The yellow lab then turned to the black lab and asked, “Well, why are you at the vet’s office then?”
“I’m a humper,” the black lab said. “I’ll hump anything. I’ll hump the cat, a pillow, the table, fire hydrants, whatever. I want to hump everything I see.
Yesterday, my owner had just got out of the shower and was bending down to dry her toes and I just couldn’t help myself. I hopped on her back and started humping away.”
The yellow and brown labs exchanged a sad glance and said, “So, Prozac for you too, huh?”
“No,” said the black lab, “I’m here to get my nails clipped.”

The Best Ears

A teenage boy was delivering papers to an apartment house. While there, a stunning young woman came out of the apartment next to the mailboxes wearing only a robe. The boy smiled at the young woman and she started up a conversation with him. As they talked, her robe slipped open, and it was obvious that she had nothing else on. The poor kid broke into a sweat trying to maintain eye contact.
After a few minutes of flirting, she placed her hand on his arm and said, “Let’s go to my apartment, I hear someone coming.”
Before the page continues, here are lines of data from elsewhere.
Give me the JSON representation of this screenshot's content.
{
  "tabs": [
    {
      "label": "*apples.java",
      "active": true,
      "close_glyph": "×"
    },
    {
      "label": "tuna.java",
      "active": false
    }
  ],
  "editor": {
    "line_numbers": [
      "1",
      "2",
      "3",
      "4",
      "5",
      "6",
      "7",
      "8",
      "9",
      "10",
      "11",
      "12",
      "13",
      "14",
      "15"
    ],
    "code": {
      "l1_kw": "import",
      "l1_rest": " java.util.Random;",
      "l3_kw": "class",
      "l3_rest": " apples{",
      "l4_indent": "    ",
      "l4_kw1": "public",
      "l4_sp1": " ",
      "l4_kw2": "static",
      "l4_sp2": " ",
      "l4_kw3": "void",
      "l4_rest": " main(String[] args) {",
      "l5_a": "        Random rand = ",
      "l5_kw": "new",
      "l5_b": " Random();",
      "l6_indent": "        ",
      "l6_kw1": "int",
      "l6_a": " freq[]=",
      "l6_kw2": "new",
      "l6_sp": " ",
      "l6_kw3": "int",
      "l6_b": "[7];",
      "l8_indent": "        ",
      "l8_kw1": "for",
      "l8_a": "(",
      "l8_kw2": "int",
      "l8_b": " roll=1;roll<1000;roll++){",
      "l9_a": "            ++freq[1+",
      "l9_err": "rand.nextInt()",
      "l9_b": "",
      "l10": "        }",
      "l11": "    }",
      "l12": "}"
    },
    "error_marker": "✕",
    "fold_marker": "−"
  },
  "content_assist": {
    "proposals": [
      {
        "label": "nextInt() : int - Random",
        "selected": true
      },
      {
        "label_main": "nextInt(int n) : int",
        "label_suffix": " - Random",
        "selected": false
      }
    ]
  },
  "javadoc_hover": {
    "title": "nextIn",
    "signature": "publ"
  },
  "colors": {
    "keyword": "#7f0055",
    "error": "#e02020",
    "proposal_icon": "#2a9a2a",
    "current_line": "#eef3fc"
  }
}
He followed her into her apartment; she closed the door and leaned against it, allowing her robe to fall off completely. Now nude, she purred at him, “What would you say is my best feature?”
Flustered and embarrassed, he finally squeaked, “It has to be your ears.”
Astounded, and a little hurt she asked, “My ears? Look at these breasts; they are a full 38 inches and 100 percent natural. I work out every day and my ass is firm and solid. I have a 28 inch waist. Look at my skin, not a blemish anywhere. How can you think that the best part of my body is my ears?”
Clearing his throat, he stammered, “Outside, when you said you heard someone coming…that was me.”